Chad’s President Idriss Déby has died of his injuries following clashes with rebels in the north of the country at the weekend, the army has said.

The announcement came a day after provisional election results projected he would win a sixth term in office.

The government and parliament have been dissolved. A curfew has also been imposed and the borders have been shut.

Déby, 68, spent more than three decades in power and was one of Africa’s longest-serving leaders.

An army officer by training, he came to power in 1990 through an armed uprising. He was a long-time ally of France and other Western powers in the battle against jihadist groups in the Sahel region of Africa.

Déby “breathed his last defending the sovereign nation on the battlefield”, an army general said on state TV on Tuesday.

He had gone to the front line, several hundred kilometres north of the capital, N’Djamena, at the weekend to visit troops battling rebels belonging to a group calling itself Fact (the Front for Change and Concord in Chad).

A state funeral is due to take place on Friday.
A military council led by Déby’s son, a 37-year-old four star general, will govern for the next 18 months.

Mahamat Idriss Déby Itno will lead the council, but “free and democratic” elections will be held once the transition period is over, the army said in its statement.

He later issued a statement naming the 14 other generals who will make up the new governing body.
Ahead of the election on 11 April, Déby campaigned on a platform of bringing peace and security to the region. Provisional results showed he had 80% of the vote.

But there had been growing unhappiness over his government’s management of Chad’s oil resources.
Idriss Déby was known as that rare thing – a true warrior president. The former rebel and trained pilot was the opposite of an armchair general.

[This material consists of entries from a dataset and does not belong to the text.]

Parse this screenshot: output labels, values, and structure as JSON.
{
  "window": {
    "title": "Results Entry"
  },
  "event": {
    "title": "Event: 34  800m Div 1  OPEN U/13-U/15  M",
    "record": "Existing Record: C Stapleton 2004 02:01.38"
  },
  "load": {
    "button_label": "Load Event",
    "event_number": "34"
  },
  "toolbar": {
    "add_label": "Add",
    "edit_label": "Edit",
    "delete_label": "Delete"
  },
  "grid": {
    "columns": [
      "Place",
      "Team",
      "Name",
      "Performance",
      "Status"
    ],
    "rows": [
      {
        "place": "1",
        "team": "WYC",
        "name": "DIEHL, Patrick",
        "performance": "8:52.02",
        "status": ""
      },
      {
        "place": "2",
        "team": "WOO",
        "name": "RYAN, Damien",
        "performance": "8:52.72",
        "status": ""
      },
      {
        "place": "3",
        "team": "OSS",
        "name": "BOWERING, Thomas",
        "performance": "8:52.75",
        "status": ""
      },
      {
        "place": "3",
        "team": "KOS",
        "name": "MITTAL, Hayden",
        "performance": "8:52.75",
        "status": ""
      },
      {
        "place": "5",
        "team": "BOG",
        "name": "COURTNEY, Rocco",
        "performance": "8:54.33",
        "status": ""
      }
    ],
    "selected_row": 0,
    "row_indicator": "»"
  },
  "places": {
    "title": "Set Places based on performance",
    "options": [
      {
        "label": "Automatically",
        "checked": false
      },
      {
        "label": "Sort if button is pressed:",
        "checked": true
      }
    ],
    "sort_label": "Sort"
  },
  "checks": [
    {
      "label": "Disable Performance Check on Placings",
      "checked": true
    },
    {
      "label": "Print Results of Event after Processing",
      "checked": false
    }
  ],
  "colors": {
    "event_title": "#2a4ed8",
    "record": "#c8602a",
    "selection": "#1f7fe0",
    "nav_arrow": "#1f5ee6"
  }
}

For 30 years, he clung to power in Chad – a vast nation that straddles the Sahara and is surrounded by some of the continent’s most protracted conflicts.

And Déby had a hand in every one of them – from Darfur to Libya, Mali, Nigeria and the Central African Republic. His troops were among the most battle-hardened on the planet.

Domestically, he had become an increasingly autocratic figure. His latest election victory saw him claim nearly 80% of the vote.

It is unclear if the poor, feuding, brittle state he leaves behind can manage a smooth transition.

And there are wider concerns too. For years, President Déby was the West’s indispensable ally in the war against Islamist militants – in Mali, Niger and beyond.

His death leaves a vacuum that many may now fight to fill.